La desserte aérienne
La compagnie Uzbekistan Airways transporte environ 10.000 passagers par an au départ de Paris. « Toute l’année, elle dessert Tachkent une fois par semaine, le mardi. Entre le 1er avril et le 27 octobre, s’ajoute le vendredi un vol Paris Ourgentch, ville proche de Khinva » explique Bektemur Rahimo.
Reste qu’avec ses vols au départ de la province, Turkish Airlines occupe une place prépondérante sur la destination, au départ de France.
Des partenariats entre l’Ouzbékistan et la France
Les deux expositions, qui se sont tenues en 2023 au Louvre et à l’Institut du Monde Arabe, témoignent des partenariats dans le domaine culturel, entre nos deux pays. La France intervient également en matière d’investissement : modernisation des infrastructures touristiques, coopérations dans l’hôtellerie, stations de ski et équipements de loisirs.

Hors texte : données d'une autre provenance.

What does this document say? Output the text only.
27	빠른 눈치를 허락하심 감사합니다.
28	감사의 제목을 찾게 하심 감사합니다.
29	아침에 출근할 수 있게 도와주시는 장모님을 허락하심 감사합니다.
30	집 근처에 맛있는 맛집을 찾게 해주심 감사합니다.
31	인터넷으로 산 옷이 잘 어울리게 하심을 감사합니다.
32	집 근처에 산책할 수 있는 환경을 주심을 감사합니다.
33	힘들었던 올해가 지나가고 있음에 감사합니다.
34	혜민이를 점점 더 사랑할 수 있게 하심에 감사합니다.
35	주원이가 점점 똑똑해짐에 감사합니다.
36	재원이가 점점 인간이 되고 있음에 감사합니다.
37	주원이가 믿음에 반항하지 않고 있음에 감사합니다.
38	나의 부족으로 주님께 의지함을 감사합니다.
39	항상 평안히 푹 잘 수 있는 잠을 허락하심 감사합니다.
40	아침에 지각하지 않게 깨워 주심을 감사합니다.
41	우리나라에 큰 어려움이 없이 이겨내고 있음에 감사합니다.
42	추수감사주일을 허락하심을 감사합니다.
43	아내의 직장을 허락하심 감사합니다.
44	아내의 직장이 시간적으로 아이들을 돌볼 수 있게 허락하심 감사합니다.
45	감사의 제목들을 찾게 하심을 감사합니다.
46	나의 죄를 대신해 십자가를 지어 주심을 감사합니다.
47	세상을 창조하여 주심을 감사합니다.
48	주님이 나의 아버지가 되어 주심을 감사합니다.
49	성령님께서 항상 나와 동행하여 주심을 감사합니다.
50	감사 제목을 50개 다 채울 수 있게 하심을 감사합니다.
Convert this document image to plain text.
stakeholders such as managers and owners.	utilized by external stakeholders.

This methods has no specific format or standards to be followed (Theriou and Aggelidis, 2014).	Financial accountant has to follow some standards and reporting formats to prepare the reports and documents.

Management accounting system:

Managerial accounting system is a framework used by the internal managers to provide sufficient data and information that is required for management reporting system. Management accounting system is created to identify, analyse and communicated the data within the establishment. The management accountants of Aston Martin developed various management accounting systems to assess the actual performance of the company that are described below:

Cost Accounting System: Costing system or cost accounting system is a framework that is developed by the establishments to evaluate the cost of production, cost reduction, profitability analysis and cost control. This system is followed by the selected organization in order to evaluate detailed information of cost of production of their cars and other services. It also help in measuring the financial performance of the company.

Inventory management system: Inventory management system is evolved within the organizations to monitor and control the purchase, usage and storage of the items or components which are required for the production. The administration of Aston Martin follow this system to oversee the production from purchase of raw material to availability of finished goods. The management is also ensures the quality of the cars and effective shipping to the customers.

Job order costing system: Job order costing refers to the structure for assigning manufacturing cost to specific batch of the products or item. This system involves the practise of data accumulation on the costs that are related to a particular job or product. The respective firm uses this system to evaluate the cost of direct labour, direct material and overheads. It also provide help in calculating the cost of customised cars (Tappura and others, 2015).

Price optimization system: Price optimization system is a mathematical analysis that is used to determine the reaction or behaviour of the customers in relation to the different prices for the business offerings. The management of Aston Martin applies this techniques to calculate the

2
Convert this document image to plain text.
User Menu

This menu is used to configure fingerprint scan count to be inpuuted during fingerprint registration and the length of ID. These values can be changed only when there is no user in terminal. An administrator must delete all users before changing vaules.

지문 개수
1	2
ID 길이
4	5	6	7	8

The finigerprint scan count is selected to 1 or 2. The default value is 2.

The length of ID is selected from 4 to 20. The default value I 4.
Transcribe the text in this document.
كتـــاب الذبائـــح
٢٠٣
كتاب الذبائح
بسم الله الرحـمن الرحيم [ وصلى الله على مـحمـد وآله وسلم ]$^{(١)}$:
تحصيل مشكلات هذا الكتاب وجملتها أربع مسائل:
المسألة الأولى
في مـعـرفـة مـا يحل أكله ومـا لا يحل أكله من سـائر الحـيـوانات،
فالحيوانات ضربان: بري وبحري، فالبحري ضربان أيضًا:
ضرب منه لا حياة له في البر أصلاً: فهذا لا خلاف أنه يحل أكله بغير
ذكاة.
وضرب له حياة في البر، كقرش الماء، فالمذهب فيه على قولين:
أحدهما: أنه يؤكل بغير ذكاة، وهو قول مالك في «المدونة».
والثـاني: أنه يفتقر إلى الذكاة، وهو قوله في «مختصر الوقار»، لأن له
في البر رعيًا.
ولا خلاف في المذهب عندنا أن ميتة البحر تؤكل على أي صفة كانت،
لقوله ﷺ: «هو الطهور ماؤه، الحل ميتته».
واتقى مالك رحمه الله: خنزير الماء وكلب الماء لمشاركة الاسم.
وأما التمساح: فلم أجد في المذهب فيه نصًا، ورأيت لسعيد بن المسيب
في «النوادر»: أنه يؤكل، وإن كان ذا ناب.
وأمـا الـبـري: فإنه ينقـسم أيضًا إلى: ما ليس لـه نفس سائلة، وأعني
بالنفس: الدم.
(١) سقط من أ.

Un constat s’impose : soucieux de réactiver sur le plan économique et géopolitique, les routes de la soie, les Chinois sont très actifs dans ce pays, en construisant de nombreuses routes.
« Etant l’une des destinations phares de l’Asie Centrale, L’Ouzbékistan répond aux attentes des voyageurs français en quête notamment d’histoire » déclare Abdulaziz Akkulov, Président du Comité du Tourisme de la République d’Ouzbékistan. Rendez-vous en septembre prochain pour la 48ème édition d’IFTM à la Porte de Versailles.